Received: 31/03/2019
Accepted : 04/07/2019
In Press: 29/10/2019
Published: 21/02/2020

Abstract

OBJECTIVES:
Stress has extensively been shown to trigger fibromyalgia syndrome (FM). Nursing is associated with high levels of stress. Our hypothesis was that nurses suffer from an increased prevalence of FM symptoms, and that these symptoms correlate with the levels of stress to which they are exposed in the course of their occupation.
METHODS:
The study was conducted as a targeted survey distributed to nursing staff in Soroka University Medical Centre, Beer-Sheva, Israel. Participants were asked to answer a questionnaire evaluating symptoms of FM, based on the current diagnostic criteria, which include the widespread pain index (WPI) and the symptom severity scale (SSS). Participants were further questioned regarding stressful experiences during their work and about post-traumatic symptoms as well as regarding work performance and motivation.
RESULTS:
206 participants completed the study questionnaire (84.5% females and 15.5% males). Twenty (9.7%) participants of the sample fulfilled criteria for diagnosis of FM reaching rates among females and males of 10.9% and 3.1% respectively.
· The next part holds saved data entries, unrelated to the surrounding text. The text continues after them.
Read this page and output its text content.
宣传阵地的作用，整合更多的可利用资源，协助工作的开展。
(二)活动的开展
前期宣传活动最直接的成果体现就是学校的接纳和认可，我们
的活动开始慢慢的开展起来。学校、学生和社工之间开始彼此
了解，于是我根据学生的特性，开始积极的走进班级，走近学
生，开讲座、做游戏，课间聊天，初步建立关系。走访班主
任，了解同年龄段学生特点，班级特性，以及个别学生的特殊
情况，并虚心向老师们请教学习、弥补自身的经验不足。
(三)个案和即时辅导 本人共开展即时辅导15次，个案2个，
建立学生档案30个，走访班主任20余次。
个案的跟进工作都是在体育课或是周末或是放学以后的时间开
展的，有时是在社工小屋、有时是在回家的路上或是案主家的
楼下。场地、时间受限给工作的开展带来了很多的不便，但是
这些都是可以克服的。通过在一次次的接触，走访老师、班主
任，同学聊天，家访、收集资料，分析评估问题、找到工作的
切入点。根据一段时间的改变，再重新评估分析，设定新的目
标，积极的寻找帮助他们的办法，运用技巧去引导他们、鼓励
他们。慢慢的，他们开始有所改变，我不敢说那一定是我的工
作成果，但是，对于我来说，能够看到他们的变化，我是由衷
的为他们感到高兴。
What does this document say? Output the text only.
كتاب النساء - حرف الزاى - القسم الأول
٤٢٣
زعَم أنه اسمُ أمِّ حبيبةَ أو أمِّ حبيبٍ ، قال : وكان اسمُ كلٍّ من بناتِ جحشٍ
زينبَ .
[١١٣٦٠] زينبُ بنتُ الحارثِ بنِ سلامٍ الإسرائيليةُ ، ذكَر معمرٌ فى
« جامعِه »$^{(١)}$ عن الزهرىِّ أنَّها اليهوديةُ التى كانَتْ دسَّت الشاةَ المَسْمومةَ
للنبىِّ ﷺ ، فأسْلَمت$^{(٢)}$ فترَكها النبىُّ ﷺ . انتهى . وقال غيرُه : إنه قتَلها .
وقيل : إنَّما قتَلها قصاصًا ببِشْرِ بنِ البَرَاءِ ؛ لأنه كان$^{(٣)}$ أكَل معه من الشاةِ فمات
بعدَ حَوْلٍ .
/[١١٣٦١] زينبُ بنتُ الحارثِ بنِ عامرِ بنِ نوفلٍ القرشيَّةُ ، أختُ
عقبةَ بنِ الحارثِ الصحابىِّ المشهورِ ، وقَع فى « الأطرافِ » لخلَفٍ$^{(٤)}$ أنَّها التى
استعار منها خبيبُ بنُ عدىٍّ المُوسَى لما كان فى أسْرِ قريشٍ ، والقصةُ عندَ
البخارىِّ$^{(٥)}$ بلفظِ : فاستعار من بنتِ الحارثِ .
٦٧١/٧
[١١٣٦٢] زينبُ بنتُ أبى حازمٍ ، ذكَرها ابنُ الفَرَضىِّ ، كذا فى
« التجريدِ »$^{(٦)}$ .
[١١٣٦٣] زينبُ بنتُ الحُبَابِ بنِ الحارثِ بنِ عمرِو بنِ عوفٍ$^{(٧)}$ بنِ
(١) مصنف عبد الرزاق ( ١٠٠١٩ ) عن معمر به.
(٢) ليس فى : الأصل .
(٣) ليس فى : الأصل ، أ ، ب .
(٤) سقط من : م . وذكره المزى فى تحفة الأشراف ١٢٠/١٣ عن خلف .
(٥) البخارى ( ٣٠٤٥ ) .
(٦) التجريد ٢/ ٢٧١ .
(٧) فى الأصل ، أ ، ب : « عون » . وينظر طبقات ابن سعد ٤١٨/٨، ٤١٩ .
The prevalence of FM in our study was related to age with the highest prevalence in the older age groups (p=0.012). FM symptoms were strongly correlated with work related stress and were strongly correlated with Post Traumatic Stress Disorder (PTSD)-related symptoms. Work-performance parameters did not show a significant correlation with FM parameters.
CONCLUSIONS:
FM is highly prevalent among nursing staff. Our findings point towards the possibility that work-related stress and traumatic events may play a major role in the development of FM symptoms among nurses. With aging this association is more significant.